UK Elections & Bermuda: A New Arithmetic
[written by Larry Burchall]
Will Thursday’s national elections in the UK have an impact in Bermuda? They will. But not quite in the way that you might first think.
At the outset, Britain’s Labour Party seemed set to win the larger number of Parliamentary seats while the Conservatives were expected to pick up the next largest group. The Liberal Democrats were expected to get the rest. No one party was expected to win the whole of the 316 seats necessary for a normal majority government in Britain’s 630 seat House of Commons.
A week is a long time in politics, and in one week and several gaffes, fortunes and outlooks changed. The most famous and probably most damaging gaffe was Gordon Brown’s description of a lifetime Labour Party supporter as a “bigot”.
Now, with just forty-eight hours to go before those millions of Brit voter’s make their final decisions, it appears that the Conservative Party and the Liberal Democrats could each pick up a bigger share of the popular vote, while the Labour Party will have to settle for an even smaller share than was predicted just fifteen days ago.
It is entirely possible, now, that the coming out from nowhere Liberal Democrats could grab even more Parliamentary seats in the 630 seat House of Commons. That’s where there will be an invisible impact on Bermuda and politics in Bermuda.
Bermuda has thirty-six constituencies with an average 1,200 Registered Voters in each. Ordinary thinking says that a candidate would need 601 votes to win in any constituency. However, this ordinary thinking ignores the reality that will be unveiled, in the UK, on Friday 7th May. Just seventy-two hours from now, the world will see that the arithmetic of voting can play strange games and can throw up unusual and unexpected results.

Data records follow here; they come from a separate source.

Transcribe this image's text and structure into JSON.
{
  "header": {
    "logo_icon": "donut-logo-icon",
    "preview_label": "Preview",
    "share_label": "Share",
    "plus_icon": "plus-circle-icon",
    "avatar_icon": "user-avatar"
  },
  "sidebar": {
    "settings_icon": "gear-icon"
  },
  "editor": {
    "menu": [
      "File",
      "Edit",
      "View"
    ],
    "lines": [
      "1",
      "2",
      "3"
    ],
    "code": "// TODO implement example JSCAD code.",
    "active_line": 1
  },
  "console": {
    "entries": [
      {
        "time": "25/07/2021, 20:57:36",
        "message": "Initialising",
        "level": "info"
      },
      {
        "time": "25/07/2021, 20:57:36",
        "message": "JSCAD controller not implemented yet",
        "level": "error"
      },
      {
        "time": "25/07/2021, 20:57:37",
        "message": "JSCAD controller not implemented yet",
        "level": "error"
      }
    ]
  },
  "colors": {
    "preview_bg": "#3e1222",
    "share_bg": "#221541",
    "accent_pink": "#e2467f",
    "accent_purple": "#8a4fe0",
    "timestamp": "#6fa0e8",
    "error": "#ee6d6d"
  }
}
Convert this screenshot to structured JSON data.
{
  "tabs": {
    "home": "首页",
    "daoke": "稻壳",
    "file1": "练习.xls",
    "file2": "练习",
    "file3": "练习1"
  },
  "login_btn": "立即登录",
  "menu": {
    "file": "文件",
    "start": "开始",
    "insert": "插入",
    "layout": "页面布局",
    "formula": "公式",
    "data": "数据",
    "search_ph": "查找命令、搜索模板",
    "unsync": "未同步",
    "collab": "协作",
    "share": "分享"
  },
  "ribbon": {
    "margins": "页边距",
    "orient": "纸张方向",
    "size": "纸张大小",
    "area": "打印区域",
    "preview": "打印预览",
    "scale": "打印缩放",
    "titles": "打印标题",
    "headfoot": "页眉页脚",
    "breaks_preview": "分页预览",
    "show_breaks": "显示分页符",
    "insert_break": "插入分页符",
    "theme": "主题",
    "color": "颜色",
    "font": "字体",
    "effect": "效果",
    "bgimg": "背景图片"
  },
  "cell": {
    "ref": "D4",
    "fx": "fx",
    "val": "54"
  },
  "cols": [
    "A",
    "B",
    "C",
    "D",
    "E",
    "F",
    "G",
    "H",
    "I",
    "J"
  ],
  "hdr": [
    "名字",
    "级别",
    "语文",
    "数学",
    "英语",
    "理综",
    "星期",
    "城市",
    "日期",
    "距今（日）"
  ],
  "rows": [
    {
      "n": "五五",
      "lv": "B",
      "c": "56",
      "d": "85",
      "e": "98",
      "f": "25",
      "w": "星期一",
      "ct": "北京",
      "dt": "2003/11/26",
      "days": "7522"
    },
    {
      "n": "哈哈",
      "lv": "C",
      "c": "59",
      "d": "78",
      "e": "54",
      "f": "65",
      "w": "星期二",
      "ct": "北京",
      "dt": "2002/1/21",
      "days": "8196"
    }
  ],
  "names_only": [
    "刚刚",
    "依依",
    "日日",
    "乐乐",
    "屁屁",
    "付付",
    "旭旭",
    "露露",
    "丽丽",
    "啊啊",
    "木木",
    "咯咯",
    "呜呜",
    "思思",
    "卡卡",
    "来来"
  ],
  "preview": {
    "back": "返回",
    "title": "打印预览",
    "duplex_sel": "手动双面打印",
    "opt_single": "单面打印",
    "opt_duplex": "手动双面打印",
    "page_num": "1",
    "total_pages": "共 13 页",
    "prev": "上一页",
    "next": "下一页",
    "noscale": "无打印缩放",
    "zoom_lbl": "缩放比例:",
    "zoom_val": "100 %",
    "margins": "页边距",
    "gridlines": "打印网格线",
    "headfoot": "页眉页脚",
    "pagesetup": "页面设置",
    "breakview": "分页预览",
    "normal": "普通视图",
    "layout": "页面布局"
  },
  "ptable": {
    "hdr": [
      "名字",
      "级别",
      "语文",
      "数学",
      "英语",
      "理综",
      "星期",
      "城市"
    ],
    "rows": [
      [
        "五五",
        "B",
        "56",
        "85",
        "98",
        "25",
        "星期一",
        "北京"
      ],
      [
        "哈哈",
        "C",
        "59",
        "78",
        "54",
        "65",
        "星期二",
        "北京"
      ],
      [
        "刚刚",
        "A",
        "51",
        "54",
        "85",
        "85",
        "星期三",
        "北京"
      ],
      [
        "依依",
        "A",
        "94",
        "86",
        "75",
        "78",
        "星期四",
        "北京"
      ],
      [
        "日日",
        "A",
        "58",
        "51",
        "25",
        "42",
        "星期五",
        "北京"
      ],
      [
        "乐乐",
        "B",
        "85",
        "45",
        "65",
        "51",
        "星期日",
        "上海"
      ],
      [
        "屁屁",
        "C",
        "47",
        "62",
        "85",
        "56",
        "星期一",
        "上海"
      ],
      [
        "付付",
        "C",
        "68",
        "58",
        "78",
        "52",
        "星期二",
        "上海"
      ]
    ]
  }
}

In Bermuda, the same applies. In a hard-fought three-way contest in any 1,200 Voter Bermuda constituency, a winning candidate will only need 401 votes to win – if every Voter votes!
But if, as in the past, twenty percent of Voters never turn up at the polls, then, in the same hard-fought contest, in the same 1,200 voter constituency; then only 960 Voters will actually turn up and vote. With that, a winning candidate will only need 321 votes to win – if the vote is EVENLY split between all three contesting candidates.
But if only two candidates are strong, and the third is weak – taking perhaps only 100 votes; then the constituency winner will only need 431 votes to win. In essence, in Bermuda as in the UK, in a three-way split, smaller groups will have bigger national impacts.
We will see that sort of arithmetic working in this UK election.
In Bermuda, with its wrong time Tax and Fees and Costs increases, today’s PLP government is facing largely self-inflicted general economic unrest and unhappiness. Its general stock is being pulled down by steadily and incrementally increasing unhappiness with some of the overall results of its twelve-year tenure in office; and by the performance of some of its leading lights.
In Bermuda, there are now two other political parties vying for votes.
There is also a traditional history of voters following well-known patterns of voting behavior. Patterns of always voting, sometimes staying away, and of switching votes.
With all of this, Bermuda is likely facing a next election that may well reflect a brand-new arithmetic of the kind that will likely be demonstrated by those millions of individual voters in the UK.
Watch Friday’s UK national election results.